The current linear time algorithms do not have that property.

They're more complicated than I can even cover in a graduate course.

To accomplish this task, it turns out to be enough to solve a seemingly simpler

task, namely, to get a simple randomized linear time algorithm for the MST

verification problem. So let me tell you what that means.

So in a MST problem you're supposed to optimize amongst all exponentially

minimum spanning trees. You got to find me the one with the

smallest sum of edge cost. In MST verification, the job seems

simpler. I'm actually going to hand you, a

candidate MST or I'm going to hand you a spanning tree.

It may or may not be the best one and you just need to check, is it the optimal one

or not. Furthermore, in the event that it's not

optimal you should tell me edges that are not in the spanning tree.

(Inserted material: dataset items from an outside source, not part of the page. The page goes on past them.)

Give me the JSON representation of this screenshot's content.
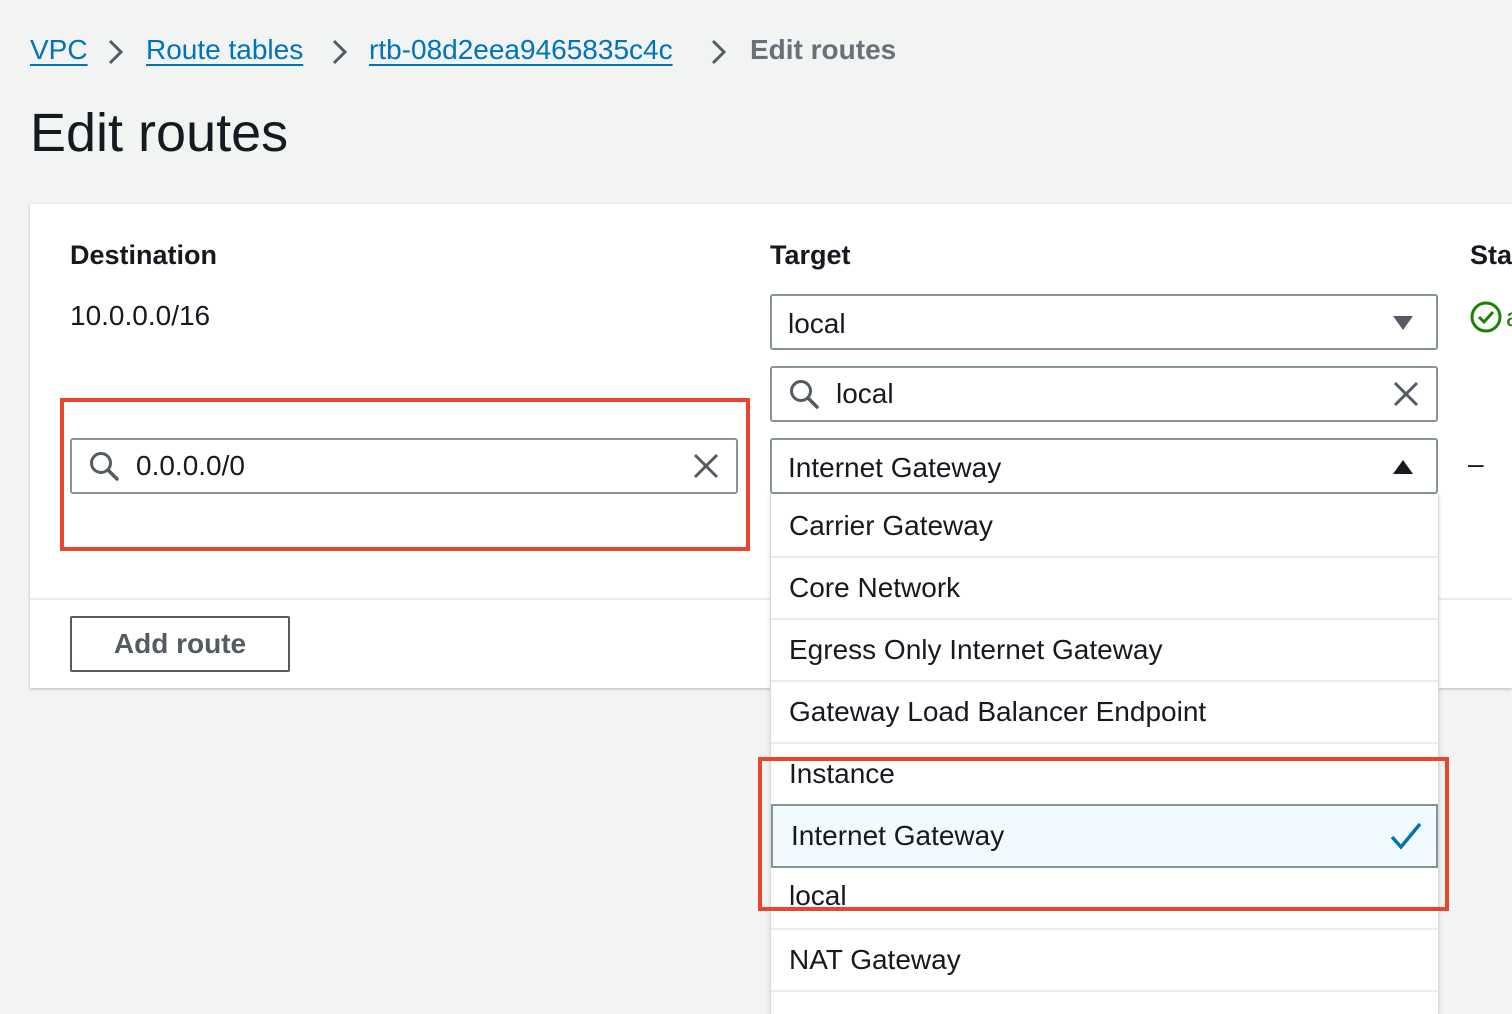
{
  "breadcrumb": {
    "items": [
      "VPC",
      "Route tables",
      "rtb-08d2eea9465835c4c"
    ],
    "current": "Edit routes"
  },
  "page_title": "Edit routes",
  "columns": {
    "destination": "Destination",
    "target": "Target",
    "status": "Sta"
  },
  "routes": [
    {
      "destination": "10.0.0.0/16",
      "target_type": "local",
      "target_search": "local",
      "status": "active"
    },
    {
      "destination": "0.0.0.0/0",
      "target_type": "Internet Gateway",
      "status": "–"
    }
  ],
  "add_route_label": "Add route",
  "target_options": [
    "Carrier Gateway",
    "Core Network",
    "Egress Only Internet Gateway",
    "Gateway Load Balancer Endpoint",
    "Instance",
    "Internet Gateway",
    "local",
    "NAT Gateway"
  ],
  "selected_option": "Internet Gateway",
  "colors": {
    "link": "#0073bb",
    "success": "#1d8102",
    "highlight": "#e8442e",
    "selected_bg": "#f1faff",
    "check": "#0073bb"
  },
  "icons": {
    "separator": "chevron-right-icon",
    "search": "search-icon",
    "clear": "close-icon",
    "dropdown_closed": "caret-down-icon",
    "dropdown_open": "caret-up-icon",
    "status": "check-circle-icon",
    "selected": "checkmark-icon"
  }
}
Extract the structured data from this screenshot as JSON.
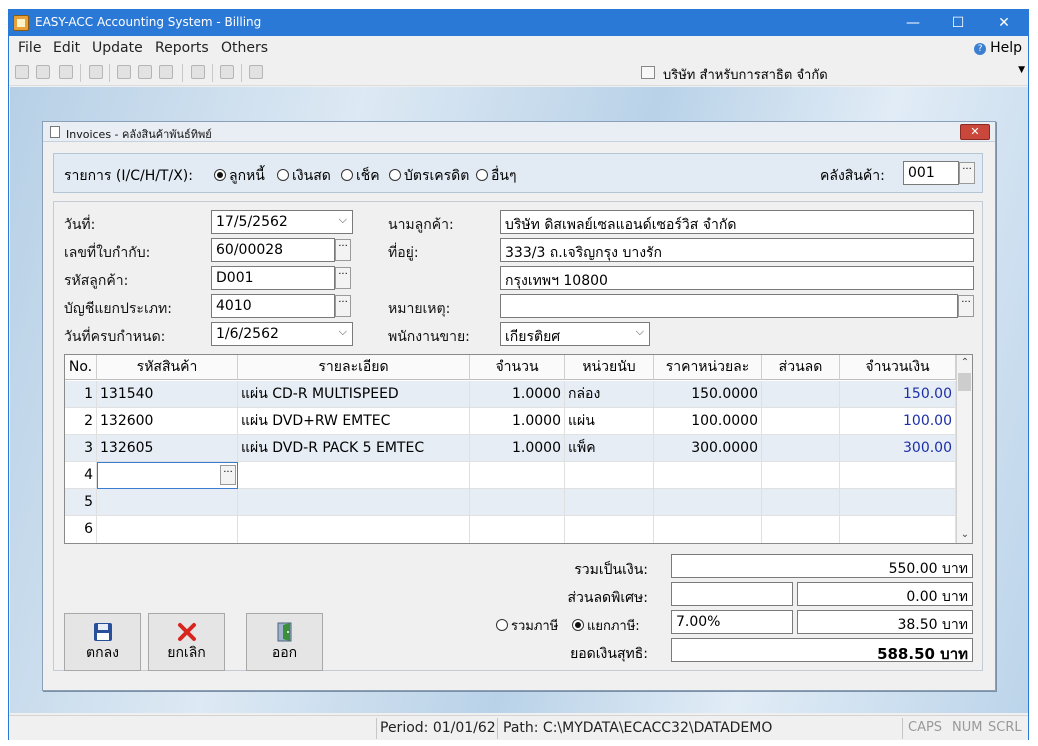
{
  "window": {
    "title": "EASY-ACC Accounting System - Billing",
    "minimize": "—",
    "maximize": "☐",
    "close": "✕"
  },
  "menu": {
    "file": "File",
    "edit": "Edit",
    "update": "Update",
    "reports": "Reports",
    "others": "Others",
    "help": "Help"
  },
  "toolbar": {
    "company": "บริษัท สำหรับการสาธิต จำกัด"
  },
  "dialog": {
    "title": "Invoices - คลังสินค้าพันธ์ทิพย์",
    "type_label": "รายการ (I/C/H/T/X):",
    "types": [
      {
        "label": "ลูกหนี้",
        "selected": true
      },
      {
        "label": "เงินสด",
        "selected": false
      },
      {
        "label": "เช็ค",
        "selected": false
      },
      {
        "label": "บัตรเครดิต",
        "selected": false
      },
      {
        "label": "อื่นๆ",
        "selected": false
      }
    ],
    "warehouse_label": "คลังสินค้า:",
    "warehouse": "001"
  },
  "form": {
    "date_label": "วันที่:",
    "date": "17/5/2562",
    "invoice_label": "เลขที่ใบกำกับ:",
    "invoice": "60/00028",
    "customer_code_label": "รหัสลูกค้า:",
    "customer_code": "D001",
    "account_label": "บัญชีแยกประเภท:",
    "account": "4010",
    "due_label": "วันที่ครบกำหนด:",
    "due": "1/6/2562",
    "customer_name_label": "นามลูกค้า:",
    "customer_name": "บริษัท ดิสเพลย์เซลแอนด์เซอร์วิส จำกัด",
    "address_label": "ที่อยู่:",
    "address1": "333/3 ถ.เจริญกรุง บางรัก",
    "address2": "กรุงเทพฯ 10800",
    "remark_label": "หมายเหตุ:",
    "remark": "",
    "salesman_label": "พนักงานขาย:",
    "salesman": "เกียรติยศ"
  },
  "grid": {
    "headers": [
      "No.",
      "รหัสสินค้า",
      "รายละเอียด",
      "จำนวน",
      "หน่วยนับ",
      "ราคาหน่วยละ",
      "ส่วนลด",
      "จำนวนเงิน"
    ],
    "rows": [
      {
        "no": "1",
        "code": "131540",
        "desc": "แผ่น CD-R MULTISPEED",
        "qty": "1.0000",
        "unit": "กล่อง",
        "price": "150.0000",
        "disc": "",
        "amount": "150.00"
      },
      {
        "no": "2",
        "code": "132600",
        "desc": "แผ่น DVD+RW EMTEC",
        "qty": "1.0000",
        "unit": "แผ่น",
        "price": "100.0000",
        "disc": "",
        "amount": "100.00"
      },
      {
        "no": "3",
        "code": "132605",
        "desc": "แผ่น DVD-R PACK 5 EMTEC",
        "qty": "1.0000",
        "unit": "แพ็ค",
        "price": "300.0000",
        "disc": "",
        "amount": "300.00"
      },
      {
        "no": "4",
        "code": "",
        "desc": "",
        "qty": "",
        "unit": "",
        "price": "",
        "disc": "",
        "amount": ""
      },
      {
        "no": "5",
        "code": "",
        "desc": "",
        "qty": "",
        "unit": "",
        "price": "",
        "disc": "",
        "amount": ""
      },
      {
        "no": "6",
        "code": "",
        "desc": "",
        "qty": "",
        "unit": "",
        "price": "",
        "disc": "",
        "amount": ""
      }
    ]
  },
  "totals": {
    "sum_label": "รวมเป็นเงิน:",
    "sum": "550.00 บาท",
    "discount_label": "ส่วนลดพิเศษ:",
    "discount_input": "",
    "discount": "0.00 บาท",
    "vat_include_label": "รวมภาษี",
    "vat_exclude_label": "แยกภาษี:",
    "vat_mode": "แยกภาษี",
    "vat_rate": "7.00%",
    "vat": "38.50 บาท",
    "net_label": "ยอดเงินสุทธิ:",
    "net": "588.50 บาท"
  },
  "buttons": {
    "ok": "ตกลง",
    "cancel": "ยกเลิก",
    "exit": "ออก"
  },
  "status": {
    "period": "Period: 01/01/62",
    "path": "Path: C:\\MYDATA\\ECACC32\\DATADEMO",
    "caps": "CAPS",
    "num": "NUM",
    "scrl": "SCRL"
  }
}
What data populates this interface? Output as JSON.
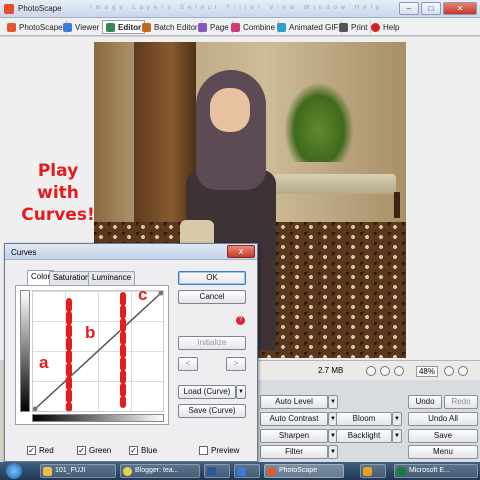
{
  "app": {
    "title": "PhotoScape",
    "faint_menu": "Image Layers Select Filter View Window Help"
  },
  "tabs": [
    {
      "label": "PhotoScape",
      "color": "#e5582e"
    },
    {
      "label": "Viewer",
      "color": "#3a7bd5"
    },
    {
      "label": "Editor",
      "color": "#2e8b57"
    },
    {
      "label": "Batch Editor",
      "color": "#c46a1d"
    },
    {
      "label": "Page",
      "color": "#8a56c2"
    },
    {
      "label": "Combine",
      "color": "#d23b7a"
    },
    {
      "label": "Animated GIF",
      "color": "#2f9fc4"
    },
    {
      "label": "Print",
      "color": "#555555"
    },
    {
      "label": "Help",
      "color": "#d22222"
    }
  ],
  "overlay_text": [
    "Play",
    "with",
    "Curves!"
  ],
  "curve_labels": {
    "a": "a",
    "b": "b",
    "c": "c"
  },
  "status": {
    "file_size": "2.7 MB",
    "zoom": "48%"
  },
  "panel": {
    "auto_level": "Auto Level",
    "auto_contrast": "Auto Contrast",
    "sharpen": "Sharpen",
    "filter": "Filter",
    "bloom": "Bloom",
    "backlight": "Backlight",
    "undo": "Undo",
    "redo": "Redo",
    "undo_all": "Undo All",
    "save": "Save",
    "menu": "Menu"
  },
  "dialog": {
    "title": "Curves",
    "close": "x",
    "tabs": [
      "Color",
      "Saturation",
      "Luminance"
    ],
    "ok": "OK",
    "cancel": "Cancel",
    "initialize": "Initialize",
    "prev": "<",
    "next": ">",
    "load_curve": "Load (Curve)",
    "save_curve": "Save (Curve)",
    "checkboxes": {
      "red": "Red",
      "green": "Green",
      "blue": "Blue",
      "preview": "Preview"
    }
  },
  "taskbar": [
    {
      "label": "101_FUJI",
      "color": "#e8c04a"
    },
    {
      "label": "Blogger: tea...",
      "color": "#e8d44a"
    },
    {
      "label": "",
      "color": "#2b579a"
    },
    {
      "label": "",
      "color": "#3a7bd5"
    },
    {
      "label": "PhotoScape",
      "color": "#e5582e"
    },
    {
      "label": "",
      "color": "#e8a020"
    },
    {
      "label": "Microsoft E...",
      "color": "#1d7a3e"
    }
  ]
}
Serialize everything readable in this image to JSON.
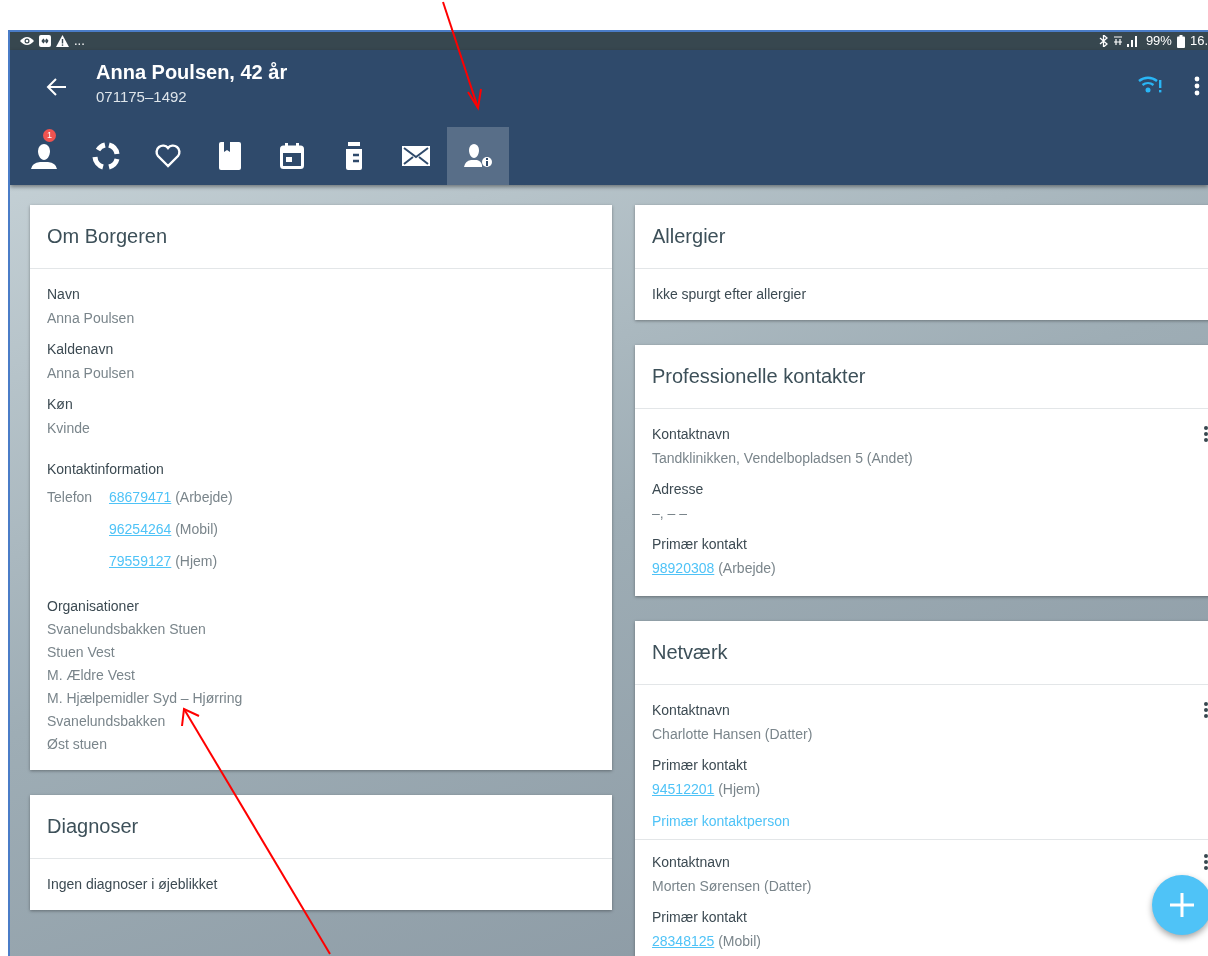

Edges that are too expensive that I should throw out.

The reason it's enough to design a linear time algorithm for this seemingly simpler

problem, is that the content of the Karger-Klein-Tarjan paper, is a

reduction. A randomized reduction from optimizing

over spanning trees, to the seemingly simpler problem of MST verification.

Moreover, all of the novel content in the Karger-Klein-Tarjan algorithm.

It's linear time, it's randomized, and it is really simple.

I teach this stuff in that paper in my graduate classes.

But it needs this MST verification subroutine as a black box.

And the only known implementations that are linear time for MST verification are

quite complicated. So, find a simple way to do MST

verification that runs in linear time. And you're good to go with your simple

optimal MST algorithm. For deterministic algorithms, the holy

grail is obvious. We'd love to have a deterministic

algorithm for MST that runs in linear time.

Or at the very least, we just need to figure out, you know, what is the best

possible time complexity of any deterministic MST algorithm.

So one of the takeaways of this discussion is that, you know?

For all the amazing advances by computer scientists on the design and analysis of

algorithms over the past 50 years or so. There are still totally fundamental

things that we do not understand. So there's still great ideas to come in

the future. So if you've been intrigued by some of

the things that I've said in this video. And you want to learn more about these

advanced minimum cost spanning tree algorithms.

For further reading, I'd recommend a survey by Jason Eisner, called State of

the Art Minimum Spanning Tree Algorithms. It's about fifteen years old now.

But it's still an amazing resource for learning about this advanced material.